そうですね。僕、せりふを覚えるときも、まず相手のせりふから覚えるんです。会話だと、相手のせりふさえ覚えていれば、「こういう言葉を返すよね」って、自分のせりふも頭に入ってきやすいので。ですが、今回はその覚え方が通用しない。ひたすらポエムを覚えなきゃ、みたいな感じです(笑)。
一度お会いしましたが、めちゃくちゃいい体つきをしてました(笑)。(競泳選手として)バルセロナオリンピックに出ていたと聞いて本当にびっくりしました。稽古でお会いしたら、ぜひそのお話を聞きたいと思います。なぜ“こっちの世界”に転職したのかも気になるので。
それは昔からずっと思っています(笑)。ピアノをやっている方が耳は断然良くなりますよね。「何の楽器やっておけばよかった?」という質問をされると、「いや~、ギターじゃなくてピアノだったなあ」というのは常にあります。僕は子どもの頃、野球をやっていましたが、この仕事をしている以上は野球よりもピアノだったなと思います(笑)。
どんなに忙しくても、ジムには行っています。あとは早寝早起きかな。おじいちゃんみたいな生活をします(笑)。何もないときは、夜は9時半までには寝るし、舞台の本番中は遅くても11時過ぎには布団の中に入っています。
そうですね。ジムも健康のために行っています。体を動かして、筋肉を動かしていると、体調がいいんです。ジムに通い出してからまだ3カ月ぐらいなんですけど、自分言うのもなんですが、いい体になってきました(笑)。あと夜の寝付きもよくなりました。
どうなんですかね。でも、楽屋で僕の裸を見たとっつー(戸塚祥太)は「仕上げってるね~。俺もジム行こうかな」と、言っていました(笑)。

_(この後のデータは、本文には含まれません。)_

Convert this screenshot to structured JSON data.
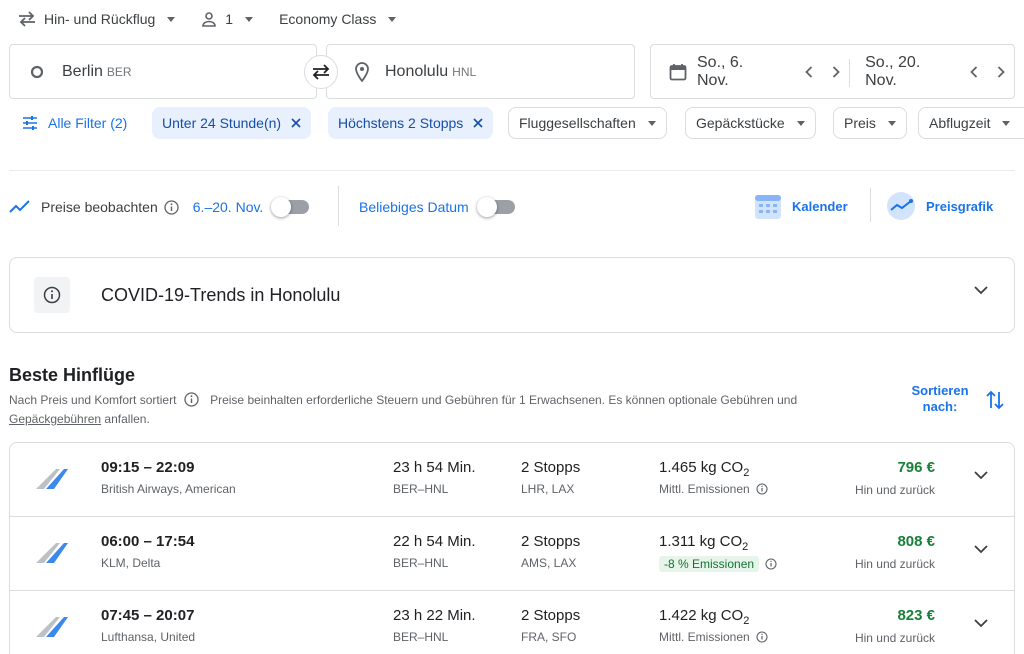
{
  "top": {
    "trip_type": "Hin- und Rückflug",
    "passengers": "1",
    "cabin": "Economy Class"
  },
  "search": {
    "origin": {
      "name": "Berlin",
      "code": "BER"
    },
    "destination": {
      "name": "Honolulu",
      "code": "HNL"
    },
    "depart_date": "So., 6. Nov.",
    "return_date": "So., 20. Nov."
  },
  "filters": {
    "all_filters": "Alle Filter (2)",
    "chips_active": [
      "Unter 24 Stunde(n)",
      "Höchstens 2 Stopps"
    ],
    "chips_dropdown": [
      "Fluggesellschaften",
      "Gepäckstücke",
      "Preis",
      "Abflugzeit"
    ]
  },
  "tracker": {
    "track_prices": "Preise beobachten",
    "date_range": "6.–20. Nov.",
    "any_date": "Beliebiges Datum",
    "calendar": "Kalender",
    "price_graph": "Preisgrafik"
  },
  "covid": {
    "title": "COVID-19-Trends in Honolulu"
  },
  "results": {
    "title": "Beste Hinflüge",
    "sorted_by": "Nach Preis und Komfort sortiert",
    "note": "Preise beinhalten erforderliche Steuern und Gebühren für 1 Erwachsenen. Es können optionale Gebühren und",
    "baggage_link": "Gepäckgebühren",
    "note_end": "anfallen.",
    "sort_label": "Sortieren nach:",
    "co2_unit": "kg CO",
    "co2_sub": "2",
    "flights": [
      {
        "time": "09:15 – 22:09",
        "airlines": "British Airways, American",
        "duration": "23 h 54 Min.",
        "route": "BER–HNL",
        "stops": "2 Stopps",
        "via": "LHR, LAX",
        "co2": "1.465",
        "emission": "Mittl. Emissionen",
        "price": "796 €",
        "price_type": "Hin und zurück"
      },
      {
        "time": "06:00 – 17:54",
        "airlines": "KLM, Delta",
        "duration": "22 h 54 Min.",
        "route": "BER–HNL",
        "stops": "2 Stopps",
        "via": "AMS, LAX",
        "co2": "1.311",
        "emission": "-8 % Emissionen",
        "price": "808 €",
        "price_type": "Hin und zurück"
      },
      {
        "time": "07:45 – 20:07",
        "airlines": "Lufthansa, United",
        "duration": "23 h 22 Min.",
        "route": "BER–HNL",
        "stops": "2 Stopps",
        "via": "FRA, SFO",
        "co2": "1.422",
        "emission": "Mittl. Emissionen",
        "price": "823 €",
        "price_type": "Hin und zurück"
      }
    ]
  },
  "icons": {
    "swap": "swap-horiz-icon",
    "person": "person-icon",
    "origin": "circle-icon",
    "destination": "place-icon",
    "calendar": "calendar-icon",
    "filter": "tune-icon",
    "trend": "trend-icon",
    "info": "info-icon",
    "expand": "chevron-down-icon",
    "sort": "swap-vert-icon"
  },
  "colors": {
    "accent": "#1a73e8",
    "chip_bg": "#e8f0fe",
    "price_green": "#188038",
    "border": "#dadce0"
  }
}
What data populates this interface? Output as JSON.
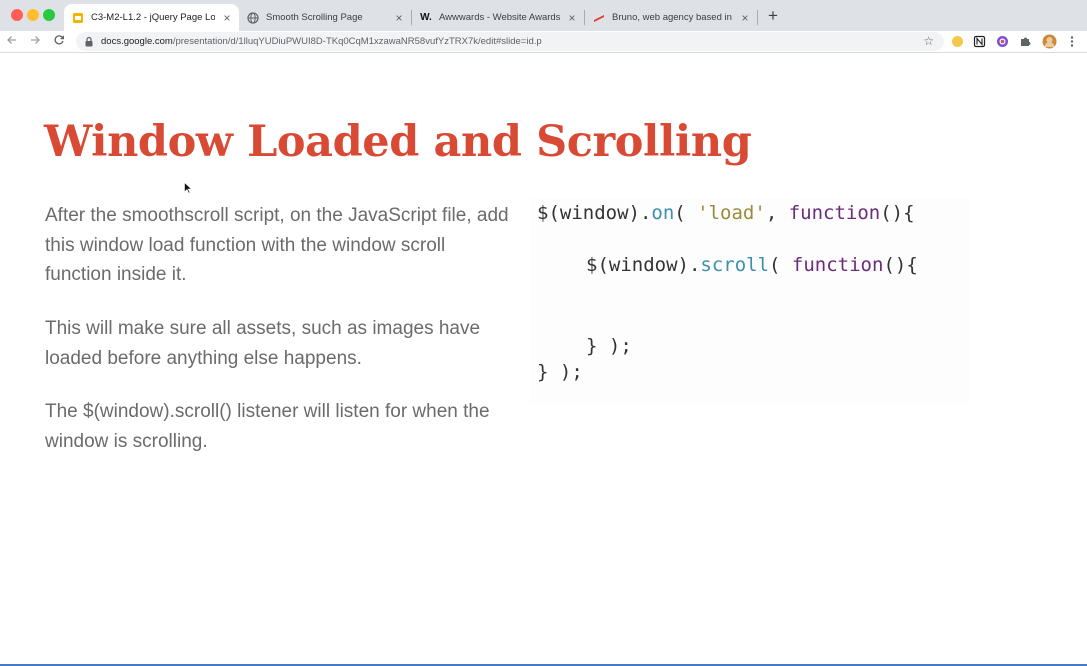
{
  "tabs": [
    {
      "title": "C3-M2-L1.2 - jQuery Page Lo",
      "active": true,
      "favicon": "google-slides-icon"
    },
    {
      "title": "Smooth Scrolling Page",
      "active": false,
      "favicon": "globe-icon"
    },
    {
      "title": "Awwwards - Website Awards -",
      "active": false,
      "favicon": "awwwards-icon",
      "favicon_text": "W."
    },
    {
      "title": "Bruno, web agency based in C",
      "active": false,
      "favicon": "bruno-icon"
    }
  ],
  "toolbar": {
    "url_domain": "docs.google.com",
    "url_path": "/presentation/d/1lluqYUDiuPWUI8D-TKq0CqM1xzawaNR58vufYzTRX7k/edit#slide=id.p"
  },
  "slide": {
    "title": "Window Loaded and Scrolling",
    "paragraphs": [
      "After the smoothscroll script, on the JavaScript file, add this window load function with the window scroll function inside it.",
      "This will make sure all assets, such as images have loaded before anything else happens.",
      "The $(window).scroll() listener will listen for when the window is scrolling."
    ],
    "code": {
      "l1_a": "$(window).",
      "l1_method": "on",
      "l1_b": "( ",
      "l1_string": "'load'",
      "l1_c": ", ",
      "l1_func": "function",
      "l1_d": "(){",
      "l2_a": "$(window).",
      "l2_method": "scroll",
      "l2_b": "( ",
      "l2_func": "function",
      "l2_c": "(){",
      "l3": "} );",
      "l4": "} );"
    }
  },
  "colors": {
    "title": "#d94a35",
    "body_text": "#6b6b6b",
    "code_method": "#3d8fb0",
    "code_string": "#9a8a3a",
    "code_function": "#6b2b7a"
  }
}
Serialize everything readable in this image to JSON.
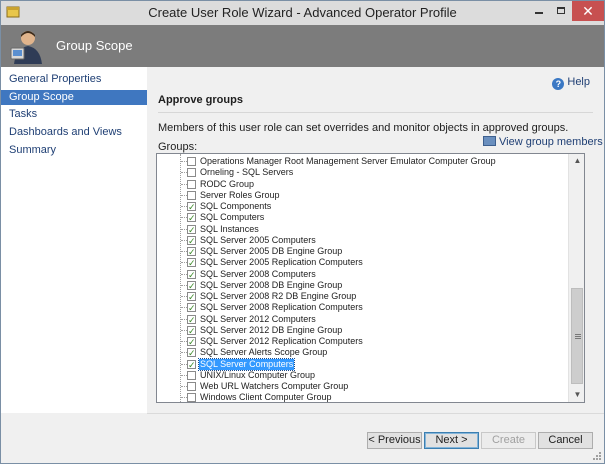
{
  "window": {
    "title": "Create User Role Wizard - Advanced Operator Profile",
    "close_glyph": "✕"
  },
  "banner": {
    "title": "Group Scope",
    "icon": "user-wizard-icon"
  },
  "nav": {
    "items": [
      {
        "label": "General Properties",
        "active": false
      },
      {
        "label": "Group Scope",
        "active": true
      },
      {
        "label": "Tasks",
        "active": false
      },
      {
        "label": "Dashboards and Views",
        "active": false
      },
      {
        "label": "Summary",
        "active": false
      }
    ]
  },
  "content": {
    "help_label": "Help",
    "section_title": "Approve groups",
    "description": "Members of this user role can set overrides and monitor objects in approved groups.",
    "view_members_label": "View group members",
    "groups_label": "Groups:",
    "groups": [
      {
        "label": "Operations Manager Root Management Server Emulator Computer Group",
        "checked": false,
        "selected": false
      },
      {
        "label": "Orneling - SQL Servers",
        "checked": false,
        "selected": false
      },
      {
        "label": "RODC Group",
        "checked": false,
        "selected": false
      },
      {
        "label": "Server Roles Group",
        "checked": false,
        "selected": false
      },
      {
        "label": "SQL Components",
        "checked": true,
        "selected": false
      },
      {
        "label": "SQL Computers",
        "checked": true,
        "selected": false
      },
      {
        "label": "SQL Instances",
        "checked": true,
        "selected": false
      },
      {
        "label": "SQL Server 2005 Computers",
        "checked": true,
        "selected": false
      },
      {
        "label": "SQL Server 2005 DB Engine Group",
        "checked": true,
        "selected": false
      },
      {
        "label": "SQL Server 2005 Replication Computers",
        "checked": true,
        "selected": false
      },
      {
        "label": "SQL Server 2008 Computers",
        "checked": true,
        "selected": false
      },
      {
        "label": "SQL Server 2008 DB Engine Group",
        "checked": true,
        "selected": false
      },
      {
        "label": "SQL Server 2008 R2 DB Engine Group",
        "checked": true,
        "selected": false
      },
      {
        "label": "SQL Server 2008 Replication Computers",
        "checked": true,
        "selected": false
      },
      {
        "label": "SQL Server 2012 Computers",
        "checked": true,
        "selected": false
      },
      {
        "label": "SQL Server 2012 DB Engine Group",
        "checked": true,
        "selected": false
      },
      {
        "label": "SQL Server 2012 Replication Computers",
        "checked": true,
        "selected": false
      },
      {
        "label": "SQL Server Alerts Scope Group",
        "checked": true,
        "selected": false
      },
      {
        "label": "SQL Server Computers",
        "checked": true,
        "selected": true
      },
      {
        "label": "UNIX/Linux Computer Group",
        "checked": false,
        "selected": false
      },
      {
        "label": "Web URL Watchers Computer Group",
        "checked": false,
        "selected": false
      },
      {
        "label": "Windows Client Computer Group",
        "checked": false,
        "selected": false
      }
    ],
    "scroll_up_glyph": "▲",
    "scroll_down_glyph": "▼"
  },
  "footer": {
    "previous_label": "< Previous",
    "next_label": "Next >",
    "create_label": "Create",
    "cancel_label": "Cancel"
  },
  "colors": {
    "banner_bg": "#7c7c7c",
    "nav_active_bg": "#3f77c0",
    "selection_bg": "#3399ff",
    "close_bg": "#c75050"
  }
}
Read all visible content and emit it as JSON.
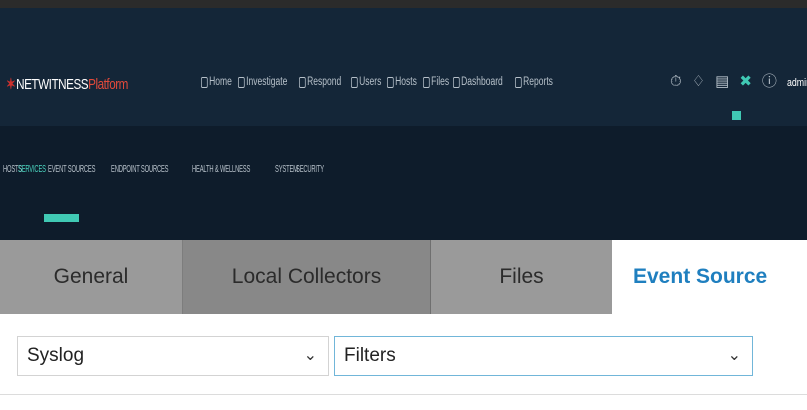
{
  "app": {
    "logo_mark": "✶",
    "logo_name": "NETWITNESS",
    "logo_platform": "Platform"
  },
  "main_nav": [
    {
      "label": "Home",
      "icon": "home-icon"
    },
    {
      "label": "Investigate",
      "icon": "investigate-icon"
    },
    {
      "label": "Respond",
      "icon": "respond-icon"
    },
    {
      "label": "Users",
      "icon": "users-icon"
    },
    {
      "label": "Hosts",
      "icon": "hosts-icon"
    },
    {
      "label": "Files",
      "icon": "files-icon"
    },
    {
      "label": "Dashboard",
      "icon": "dashboard-icon"
    },
    {
      "label": "Reports",
      "icon": "reports-icon"
    }
  ],
  "right_tools": {
    "user": "admin ∨",
    "icons": [
      "timer-icon",
      "bell-icon",
      "clipboard-icon",
      "admin-tools-icon",
      "help-icon"
    ]
  },
  "sub_nav": [
    {
      "label": "HOSTS"
    },
    {
      "label": "SERVICES"
    },
    {
      "label": "EVENT SOURCES"
    },
    {
      "label": "ENDPOINT SOURCES"
    },
    {
      "label": "HEALTH & WELLNESS"
    },
    {
      "label": "SYSTEM"
    },
    {
      "label": "SECURITY"
    }
  ],
  "tabs": [
    {
      "label": "General"
    },
    {
      "label": "Local Collectors"
    },
    {
      "label": "Files"
    },
    {
      "label": "Event Source"
    }
  ],
  "filters": {
    "source_type": "Syslog",
    "filter": "Filters"
  },
  "colors": {
    "accent": "#40c9b4",
    "active_tab_text": "#1f7fbf",
    "header_bg": "#142638",
    "subnav_bg": "#0e1c2b"
  }
}
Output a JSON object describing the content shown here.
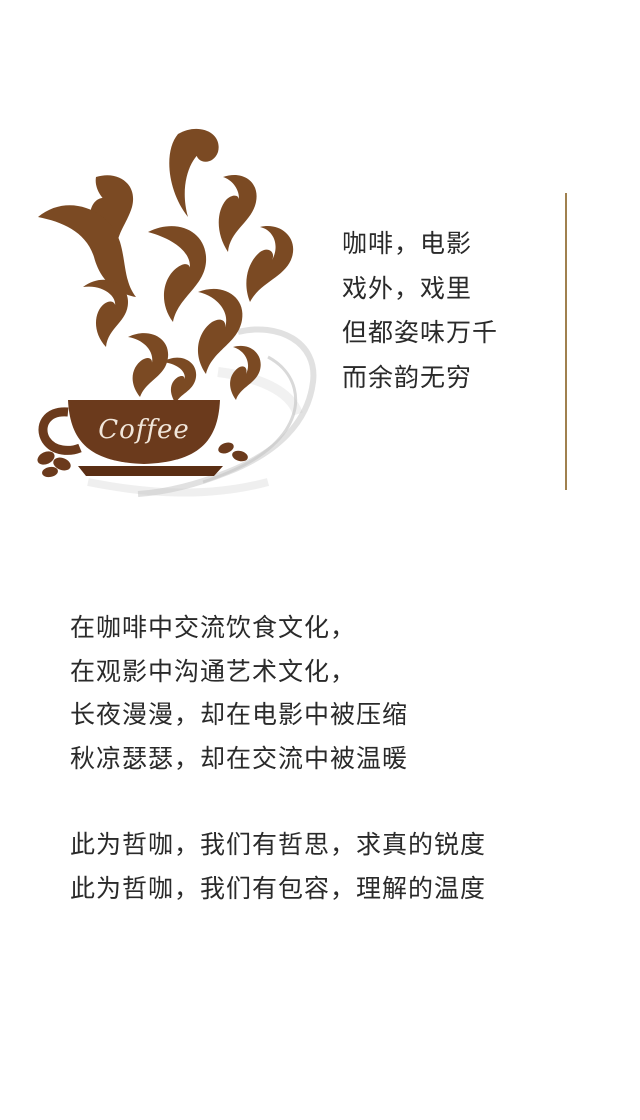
{
  "illustration": {
    "name": "coffee-cup-illustration",
    "cup_text": "Coffee",
    "colors": {
      "steam": "#7b4a23",
      "cup": "#6b3a1c",
      "saucer": "#5a2e14",
      "splash": "#cfcfcf"
    }
  },
  "poem": {
    "lines": [
      "咖啡，电影",
      "戏外，戏里",
      "但都姿味万千",
      "而余韵无穷"
    ]
  },
  "body": {
    "paragraphs": [
      {
        "lines": [
          "在咖啡中交流饮食文化，",
          "在观影中沟通艺术文化，",
          "长夜漫漫，却在电影中被压缩",
          "秋凉瑟瑟，却在交流中被温暖"
        ]
      },
      {
        "lines": [
          "此为哲咖，我们有哲思，求真的锐度",
          "此为哲咖，我们有包容，理解的温度"
        ]
      }
    ]
  },
  "accent_color": "#a0814f"
}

何だろう…。もともと僕、舞台が好きじゃなかったんですよ、でもジャニー(喜多川)さんに「舞台が一番大切なんだよ」と教えられたんです。ジャニーさんが「舞台に立てる人間が、最後まで生き残るんだよ」って言ったのを、すごく覚えています。僕が20歳か21歳ぐらいのときかな。その頃から舞台に対する気持ちも、歌に対する気持ちも変わってきました。それまでも手を抜いていたわけではないですが、「やんなきゃいけないからやってる」みたいな感じだったんです。